The resistance to digital textbooks is similar to what one encounters teaching with social media. Sure, most students use some social media for some purpose. In teaching my course, I regularly find students who say they felt (peer-) pressured to use facebook but that they wouldn’t do so otherwise. They don’t necessarily feel enthused to be using social media in their courses. Without trying to be too cynical here, most students just look at college as an obstacle rather than as an opportunity. They just want to get through, over, under, around with as little effort as possible and get the certificate that will get them a shot at a career.

College curriculum has no sense of this audience. Half the credits are general education. Students complain that these courses are a waste of time and that they don’t help prepare them for a job. Of course most textbooks target these large general education course from FYC to every 101 course across the campus. No one will ever want to read these books.

Anyway, the point is that the reason students like print texts is that a) they are familiar so they require less effort and b) they can sell them to other students.
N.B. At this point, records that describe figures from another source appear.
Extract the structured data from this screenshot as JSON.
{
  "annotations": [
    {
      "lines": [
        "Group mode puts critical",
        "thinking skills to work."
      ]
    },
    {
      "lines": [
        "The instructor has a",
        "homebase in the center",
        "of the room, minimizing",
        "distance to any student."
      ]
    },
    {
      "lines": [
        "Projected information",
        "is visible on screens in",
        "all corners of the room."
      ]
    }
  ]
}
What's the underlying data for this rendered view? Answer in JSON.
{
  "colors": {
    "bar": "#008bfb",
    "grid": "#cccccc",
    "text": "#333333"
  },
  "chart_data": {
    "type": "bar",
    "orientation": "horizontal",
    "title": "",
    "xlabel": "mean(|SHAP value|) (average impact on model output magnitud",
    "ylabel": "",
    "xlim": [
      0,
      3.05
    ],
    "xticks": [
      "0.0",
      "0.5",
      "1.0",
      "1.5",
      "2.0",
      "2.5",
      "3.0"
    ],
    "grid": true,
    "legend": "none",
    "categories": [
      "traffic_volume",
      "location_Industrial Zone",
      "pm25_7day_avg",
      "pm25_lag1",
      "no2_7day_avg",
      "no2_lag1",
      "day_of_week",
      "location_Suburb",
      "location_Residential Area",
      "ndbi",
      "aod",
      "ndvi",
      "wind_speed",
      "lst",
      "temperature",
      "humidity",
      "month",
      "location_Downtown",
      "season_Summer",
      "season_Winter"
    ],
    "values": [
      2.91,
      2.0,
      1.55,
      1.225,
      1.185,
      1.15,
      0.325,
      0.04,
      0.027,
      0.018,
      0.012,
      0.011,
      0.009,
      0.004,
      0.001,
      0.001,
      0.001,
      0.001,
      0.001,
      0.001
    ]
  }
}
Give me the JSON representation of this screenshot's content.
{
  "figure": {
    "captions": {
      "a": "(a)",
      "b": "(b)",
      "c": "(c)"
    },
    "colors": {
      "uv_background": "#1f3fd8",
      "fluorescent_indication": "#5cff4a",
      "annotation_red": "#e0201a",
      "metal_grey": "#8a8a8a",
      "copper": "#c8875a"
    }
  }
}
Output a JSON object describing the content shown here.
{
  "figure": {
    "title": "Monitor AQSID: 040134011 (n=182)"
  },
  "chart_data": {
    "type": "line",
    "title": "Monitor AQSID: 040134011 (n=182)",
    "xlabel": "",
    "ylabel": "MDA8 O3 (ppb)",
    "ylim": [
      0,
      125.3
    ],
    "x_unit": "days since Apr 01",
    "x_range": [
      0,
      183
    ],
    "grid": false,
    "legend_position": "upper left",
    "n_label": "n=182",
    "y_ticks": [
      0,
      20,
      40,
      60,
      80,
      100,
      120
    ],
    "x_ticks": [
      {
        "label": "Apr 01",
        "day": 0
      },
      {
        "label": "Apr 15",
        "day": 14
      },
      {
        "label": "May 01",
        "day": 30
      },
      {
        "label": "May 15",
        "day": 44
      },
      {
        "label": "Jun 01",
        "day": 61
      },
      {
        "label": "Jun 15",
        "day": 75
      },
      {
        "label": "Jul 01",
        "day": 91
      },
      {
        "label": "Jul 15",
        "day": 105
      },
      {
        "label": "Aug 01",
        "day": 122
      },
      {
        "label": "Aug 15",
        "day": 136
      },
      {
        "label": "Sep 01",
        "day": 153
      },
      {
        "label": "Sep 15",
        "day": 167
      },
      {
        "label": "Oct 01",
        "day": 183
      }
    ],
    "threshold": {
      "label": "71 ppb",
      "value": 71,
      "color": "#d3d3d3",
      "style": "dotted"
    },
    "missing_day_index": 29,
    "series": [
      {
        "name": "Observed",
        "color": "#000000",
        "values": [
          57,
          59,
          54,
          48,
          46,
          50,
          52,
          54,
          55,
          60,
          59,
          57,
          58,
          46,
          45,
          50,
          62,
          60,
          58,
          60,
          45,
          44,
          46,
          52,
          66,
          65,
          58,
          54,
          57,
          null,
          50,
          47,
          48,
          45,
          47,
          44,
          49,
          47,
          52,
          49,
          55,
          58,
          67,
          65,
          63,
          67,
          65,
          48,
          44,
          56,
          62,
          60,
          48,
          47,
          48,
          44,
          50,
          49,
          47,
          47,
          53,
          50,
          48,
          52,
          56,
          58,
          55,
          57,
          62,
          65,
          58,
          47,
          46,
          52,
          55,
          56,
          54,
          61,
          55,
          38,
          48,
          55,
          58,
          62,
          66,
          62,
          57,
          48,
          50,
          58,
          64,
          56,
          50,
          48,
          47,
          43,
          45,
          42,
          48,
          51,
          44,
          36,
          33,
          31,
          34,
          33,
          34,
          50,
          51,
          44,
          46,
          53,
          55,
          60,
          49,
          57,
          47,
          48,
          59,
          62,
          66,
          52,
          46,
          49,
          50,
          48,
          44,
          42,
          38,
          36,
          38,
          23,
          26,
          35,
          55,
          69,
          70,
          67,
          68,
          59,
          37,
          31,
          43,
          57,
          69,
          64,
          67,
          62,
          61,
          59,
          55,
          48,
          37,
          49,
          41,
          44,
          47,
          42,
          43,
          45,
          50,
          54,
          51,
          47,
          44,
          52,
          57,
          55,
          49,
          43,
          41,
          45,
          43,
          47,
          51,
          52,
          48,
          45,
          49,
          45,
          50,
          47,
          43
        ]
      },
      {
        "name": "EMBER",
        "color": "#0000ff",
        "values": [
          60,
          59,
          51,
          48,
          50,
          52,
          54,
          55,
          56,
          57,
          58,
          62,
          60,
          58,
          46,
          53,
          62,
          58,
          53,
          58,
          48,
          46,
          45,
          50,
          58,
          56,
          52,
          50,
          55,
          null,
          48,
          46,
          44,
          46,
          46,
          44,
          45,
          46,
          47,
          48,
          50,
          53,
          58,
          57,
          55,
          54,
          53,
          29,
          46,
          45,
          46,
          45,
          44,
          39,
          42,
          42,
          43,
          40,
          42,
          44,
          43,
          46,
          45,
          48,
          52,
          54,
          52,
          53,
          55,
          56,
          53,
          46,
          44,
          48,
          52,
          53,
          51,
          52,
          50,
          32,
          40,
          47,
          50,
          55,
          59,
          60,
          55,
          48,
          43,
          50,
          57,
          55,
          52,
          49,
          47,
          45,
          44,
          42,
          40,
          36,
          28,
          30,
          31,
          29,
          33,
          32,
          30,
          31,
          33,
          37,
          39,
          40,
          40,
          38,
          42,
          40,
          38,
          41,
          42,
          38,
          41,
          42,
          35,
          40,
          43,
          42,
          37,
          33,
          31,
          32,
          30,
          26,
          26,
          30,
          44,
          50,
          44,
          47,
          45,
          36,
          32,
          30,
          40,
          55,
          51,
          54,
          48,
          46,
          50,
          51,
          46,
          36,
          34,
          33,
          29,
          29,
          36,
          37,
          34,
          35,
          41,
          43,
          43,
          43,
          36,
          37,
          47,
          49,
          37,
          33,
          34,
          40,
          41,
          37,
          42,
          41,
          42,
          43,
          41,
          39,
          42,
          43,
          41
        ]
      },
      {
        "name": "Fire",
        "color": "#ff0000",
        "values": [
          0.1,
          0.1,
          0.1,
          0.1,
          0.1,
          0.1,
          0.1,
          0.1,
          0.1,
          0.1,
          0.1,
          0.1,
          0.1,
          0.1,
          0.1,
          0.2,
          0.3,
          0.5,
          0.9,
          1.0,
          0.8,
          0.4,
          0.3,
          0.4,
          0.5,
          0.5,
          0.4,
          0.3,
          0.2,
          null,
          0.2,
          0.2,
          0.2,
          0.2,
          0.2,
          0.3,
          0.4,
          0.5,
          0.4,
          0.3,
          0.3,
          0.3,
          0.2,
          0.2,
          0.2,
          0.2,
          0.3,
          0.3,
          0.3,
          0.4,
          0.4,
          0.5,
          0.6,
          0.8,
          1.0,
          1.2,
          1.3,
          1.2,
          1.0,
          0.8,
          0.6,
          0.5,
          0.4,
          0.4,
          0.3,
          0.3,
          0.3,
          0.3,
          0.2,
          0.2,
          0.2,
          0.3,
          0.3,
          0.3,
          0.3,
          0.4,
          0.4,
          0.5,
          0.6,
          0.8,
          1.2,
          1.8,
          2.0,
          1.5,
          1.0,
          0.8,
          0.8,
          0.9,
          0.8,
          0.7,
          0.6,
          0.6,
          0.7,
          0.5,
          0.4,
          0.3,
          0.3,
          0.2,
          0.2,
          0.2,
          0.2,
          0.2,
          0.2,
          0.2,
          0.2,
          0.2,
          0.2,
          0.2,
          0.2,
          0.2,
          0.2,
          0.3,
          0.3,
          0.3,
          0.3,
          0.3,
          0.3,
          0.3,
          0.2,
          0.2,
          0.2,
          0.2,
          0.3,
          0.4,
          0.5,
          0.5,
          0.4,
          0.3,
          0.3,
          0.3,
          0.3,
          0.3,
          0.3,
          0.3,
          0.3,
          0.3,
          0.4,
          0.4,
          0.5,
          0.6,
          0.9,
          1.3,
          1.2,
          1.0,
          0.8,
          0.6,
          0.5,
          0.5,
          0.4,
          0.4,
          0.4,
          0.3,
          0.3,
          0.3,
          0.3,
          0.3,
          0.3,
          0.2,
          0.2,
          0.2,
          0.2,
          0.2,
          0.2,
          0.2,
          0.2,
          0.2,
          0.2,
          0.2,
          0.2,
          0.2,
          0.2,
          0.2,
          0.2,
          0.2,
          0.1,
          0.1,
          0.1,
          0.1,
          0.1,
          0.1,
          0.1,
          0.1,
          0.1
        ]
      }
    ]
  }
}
Since digital texts could obviously be freely copied and distributed, there’s going to be a built-in resentment that they cost money. We’re talking about a generation of students who rarely pay for music. They certainly don’t want to pay for e-books that they don’t want in the first place.

Of course that doesn’t solve the problem for digital textbook publishers. But my point, in a way, is that this isn’t a problem you need to solve. So what if students don’t like digital textbooks? They don’t like anything about most of the course they are taking. This isn’t the entertainment industry for crissakes! Of course they want the text for free. It would be even better if the book would read itself. Can you manage that?

The person you need to sell is the professor. S/he’s the one who orders the book. Then it’s up to the professor to explain to the students why they need to use the text. If professors say they’re not using a digital textbook b/c students say they don’t like them, ask them why they use any text at all. I defy anyone to find a single textbook that a student body would say they would choose to read.

If the e-publishing strategy is to try to sell digitial textbooks by arguing that they will appeal to students, then they are going in the wrong direction. Digital texts need to make use of the medium to offer media and interactivity beyond what is possible in print and offer students and faculty new avenues for teaching and learning. That’s the direction I’d go.